Once her children were in their teens, Abudu, a former executive with the oil giant Exxon-Mobil, abandoned a 20-year career in human resources in 2006 to become a self-taught television talk show host. "Moments with Mo" became the first syndicated daily talk show on African regional TV and also is aired in Britain on a Sky TV channel.
 
She has interviewed celebrities from Hillary Rodham Clinton, former African presidents F. W. de Klerk of South Africa and John Kufuor of Ghana, former England soccer skipper Rio Ferdinand, musician R. Kelly and American fashion icon Diane Von Furstenberg.
 
A telling moment for Abudu came she was standing at London's Marble Arch and decided, on a whim, to ask people what came to their minds when they heard the word Africa.
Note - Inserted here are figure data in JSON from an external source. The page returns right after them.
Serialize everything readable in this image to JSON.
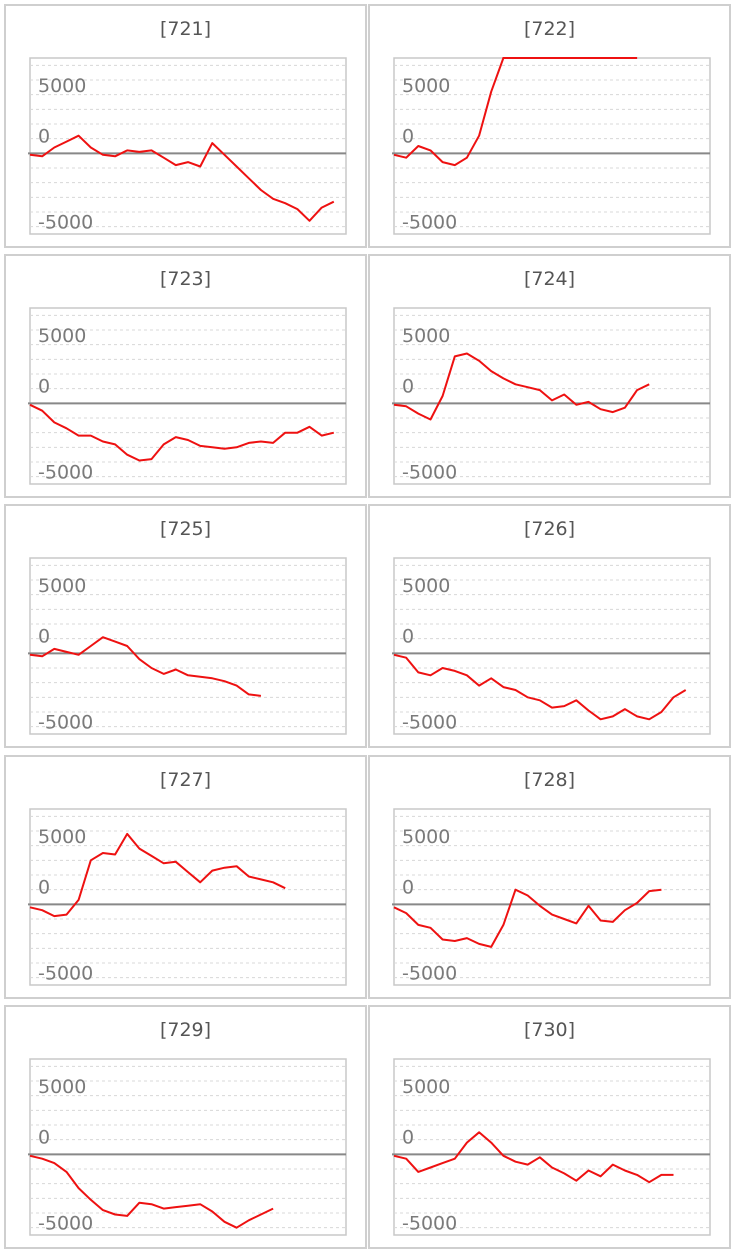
{
  "colors": {
    "line": "#ee1111",
    "zero_line": "#888888",
    "grid": "#d8d8d8",
    "frame": "#c8c8c8",
    "tick_text": "#7a7a7a"
  },
  "chart_data": [
    {
      "type": "line",
      "title": "[721]",
      "ylim": [
        -5500,
        6500
      ],
      "yticks": [
        5000,
        0,
        -5000
      ],
      "grid": true,
      "x": [
        0,
        1,
        2,
        3,
        4,
        5,
        6,
        7,
        8,
        9,
        10,
        11,
        12,
        13,
        14,
        15,
        16,
        17,
        18,
        19,
        20,
        21,
        22,
        23,
        24,
        25,
        26
      ],
      "values": [
        -100,
        -200,
        400,
        800,
        1200,
        400,
        -100,
        -200,
        200,
        100,
        200,
        -300,
        -800,
        -600,
        -900,
        700,
        -100,
        -900,
        -1700,
        -2500,
        -3100,
        -3400,
        -3800,
        -4600,
        -3700,
        -3300,
        null
      ]
    },
    {
      "type": "line",
      "title": "[722]",
      "ylim": [
        -5500,
        6500
      ],
      "yticks": [
        5000,
        0,
        -5000
      ],
      "grid": true,
      "note_line_value": 6500,
      "x": [
        0,
        1,
        2,
        3,
        4,
        5,
        6,
        7,
        8,
        9,
        10,
        11,
        12,
        13,
        14,
        15,
        16,
        17,
        18,
        19,
        20,
        21,
        22,
        23,
        24,
        25,
        26
      ],
      "values": [
        -100,
        -300,
        500,
        200,
        -600,
        -800,
        -300,
        1200,
        4200,
        6500,
        6500,
        6500,
        6500,
        6500,
        6500,
        6500,
        6500,
        6500,
        6500,
        6500,
        6500,
        null,
        null,
        null,
        null,
        null,
        null
      ]
    },
    {
      "type": "line",
      "title": "[723]",
      "ylim": [
        -5500,
        6500
      ],
      "yticks": [
        5000,
        0,
        -5000
      ],
      "grid": true,
      "x": [
        0,
        1,
        2,
        3,
        4,
        5,
        6,
        7,
        8,
        9,
        10,
        11,
        12,
        13,
        14,
        15,
        16,
        17,
        18,
        19,
        20,
        21,
        22,
        23,
        24,
        25,
        26
      ],
      "values": [
        -100,
        -500,
        -1300,
        -1700,
        -2200,
        -2200,
        -2600,
        -2800,
        -3500,
        -3900,
        -3800,
        -2800,
        -2300,
        -2500,
        -2900,
        -3000,
        -3100,
        -3000,
        -2700,
        -2600,
        -2700,
        -2000,
        -2000,
        -1600,
        -2200,
        -2000,
        null
      ]
    },
    {
      "type": "line",
      "title": "[724]",
      "ylim": [
        -5500,
        6500
      ],
      "yticks": [
        5000,
        0,
        -5000
      ],
      "grid": true,
      "x": [
        0,
        1,
        2,
        3,
        4,
        5,
        6,
        7,
        8,
        9,
        10,
        11,
        12,
        13,
        14,
        15,
        16,
        17,
        18,
        19,
        20,
        21,
        22,
        23,
        24,
        25,
        26
      ],
      "values": [
        -100,
        -200,
        -700,
        -1100,
        500,
        3200,
        3400,
        2900,
        2200,
        1700,
        1300,
        1100,
        900,
        200,
        600,
        -100,
        100,
        -400,
        -600,
        -300,
        900,
        1300,
        null,
        null,
        null,
        null,
        null
      ]
    },
    {
      "type": "line",
      "title": "[725]",
      "ylim": [
        -5500,
        6500
      ],
      "yticks": [
        5000,
        0,
        -5000
      ],
      "grid": true,
      "x": [
        0,
        1,
        2,
        3,
        4,
        5,
        6,
        7,
        8,
        9,
        10,
        11,
        12,
        13,
        14,
        15,
        16,
        17,
        18,
        19,
        20,
        21,
        22,
        23,
        24,
        25,
        26
      ],
      "values": [
        -100,
        -200,
        300,
        100,
        -100,
        500,
        1100,
        800,
        500,
        -400,
        -1000,
        -1400,
        -1100,
        -1500,
        -1600,
        -1700,
        -1900,
        -2200,
        -2800,
        -2900,
        null,
        null,
        null,
        null,
        null,
        null,
        null
      ]
    },
    {
      "type": "line",
      "title": "[726]",
      "ylim": [
        -5500,
        6500
      ],
      "yticks": [
        5000,
        0,
        -5000
      ],
      "grid": true,
      "x": [
        0,
        1,
        2,
        3,
        4,
        5,
        6,
        7,
        8,
        9,
        10,
        11,
        12,
        13,
        14,
        15,
        16,
        17,
        18,
        19,
        20,
        21,
        22,
        23,
        24,
        25,
        26
      ],
      "values": [
        -100,
        -300,
        -1300,
        -1500,
        -1000,
        -1200,
        -1500,
        -2200,
        -1700,
        -2300,
        -2500,
        -3000,
        -3200,
        -3700,
        -3600,
        -3200,
        -3900,
        -4500,
        -4300,
        -3800,
        -4300,
        -4500,
        -4000,
        -3000,
        -2500,
        null,
        null
      ]
    },
    {
      "type": "line",
      "title": "[727]",
      "ylim": [
        -5500,
        6500
      ],
      "yticks": [
        5000,
        0,
        -5000
      ],
      "grid": true,
      "x": [
        0,
        1,
        2,
        3,
        4,
        5,
        6,
        7,
        8,
        9,
        10,
        11,
        12,
        13,
        14,
        15,
        16,
        17,
        18,
        19,
        20,
        21,
        22,
        23,
        24,
        25,
        26
      ],
      "values": [
        -200,
        -400,
        -800,
        -700,
        300,
        3000,
        3500,
        3400,
        4800,
        3800,
        3300,
        2800,
        2900,
        2200,
        1500,
        2300,
        2500,
        2600,
        1900,
        1700,
        1500,
        1100,
        null,
        null,
        null,
        null,
        null
      ]
    },
    {
      "type": "line",
      "title": "[728]",
      "ylim": [
        -5500,
        6500
      ],
      "yticks": [
        5000,
        0,
        -5000
      ],
      "grid": true,
      "x": [
        0,
        1,
        2,
        3,
        4,
        5,
        6,
        7,
        8,
        9,
        10,
        11,
        12,
        13,
        14,
        15,
        16,
        17,
        18,
        19,
        20,
        21,
        22,
        23,
        24,
        25,
        26
      ],
      "values": [
        -200,
        -600,
        -1400,
        -1600,
        -2400,
        -2500,
        -2300,
        -2700,
        -2900,
        -1400,
        1000,
        600,
        -100,
        -700,
        -1000,
        -1300,
        -100,
        -1100,
        -1200,
        -400,
        100,
        900,
        1000,
        null,
        null,
        null,
        null
      ]
    },
    {
      "type": "line",
      "title": "[729]",
      "ylim": [
        -5500,
        6500
      ],
      "yticks": [
        5000,
        0,
        -5000
      ],
      "grid": true,
      "x": [
        0,
        1,
        2,
        3,
        4,
        5,
        6,
        7,
        8,
        9,
        10,
        11,
        12,
        13,
        14,
        15,
        16,
        17,
        18,
        19,
        20,
        21,
        22,
        23,
        24,
        25,
        26
      ],
      "values": [
        -100,
        -300,
        -600,
        -1200,
        -2300,
        -3100,
        -3800,
        -4100,
        -4200,
        -3300,
        -3400,
        -3700,
        -3600,
        -3500,
        -3400,
        -3900,
        -4600,
        -5000,
        -4500,
        -4100,
        -3700,
        null,
        null,
        null,
        null,
        null,
        null
      ]
    },
    {
      "type": "line",
      "title": "[730]",
      "ylim": [
        -5500,
        6500
      ],
      "yticks": [
        5000,
        0,
        -5000
      ],
      "grid": true,
      "x": [
        0,
        1,
        2,
        3,
        4,
        5,
        6,
        7,
        8,
        9,
        10,
        11,
        12,
        13,
        14,
        15,
        16,
        17,
        18,
        19,
        20,
        21,
        22,
        23,
        24,
        25,
        26
      ],
      "values": [
        -100,
        -300,
        -1200,
        -900,
        -600,
        -300,
        800,
        1500,
        800,
        -100,
        -500,
        -700,
        -200,
        -900,
        -1300,
        -1800,
        -1100,
        -1500,
        -700,
        -1100,
        -1400,
        -1900,
        -1400,
        -1400,
        null,
        null,
        null
      ]
    }
  ]
}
The answers ranged from Robert Mugabe, Zimbabwe's dictatorial ruler of 33 years, the British charity Oxfam and famine to babies with flies on their faces. "The nicest thing I heard was 'sunshine,'" said an appalled Abudu.
 
Years later, she is setting out to transform that vision by shining a bright light on the so-called "dark continent's" riches — its super-talented young entrepreneurs, fabulous art scene, up-and-coming fashion designers, provocative authors and sassy musicians.
 
One program is hosted by rhythm and blues artist Banky W and singer-songwriter Tiwa Savage. Their first program discusses why more and more Nigerian women are bleaching their skins and whether men prefer lighter-skinned black women.
 
So the network will not ignore some of the darker sides of Africa's realities, though Abudu promises "a different reality."
 
It will feature a specially commissioned movie, "New Horizons," from award-winning filmmaker Tope Oshin Ogun that bares the plight of women across the continent subjected to domestic abuse, a prevalent crime that is not often addressed.
 
And radio host Oreka Godis stars in "Love Lounge," where she will ask the cheeky questions for which she is known of sexologists, life coaches and psychotherapists.
 
While Nollywood movies also are notorious for often poor quality, though this is improving, Abudu aims for the highest quality in a network she hopes will eventually be broadcast beyond Africa to the millions in the diaspora.
 
"What we say is 'Everything you think you know about Africa is about to change,'" Abudu said.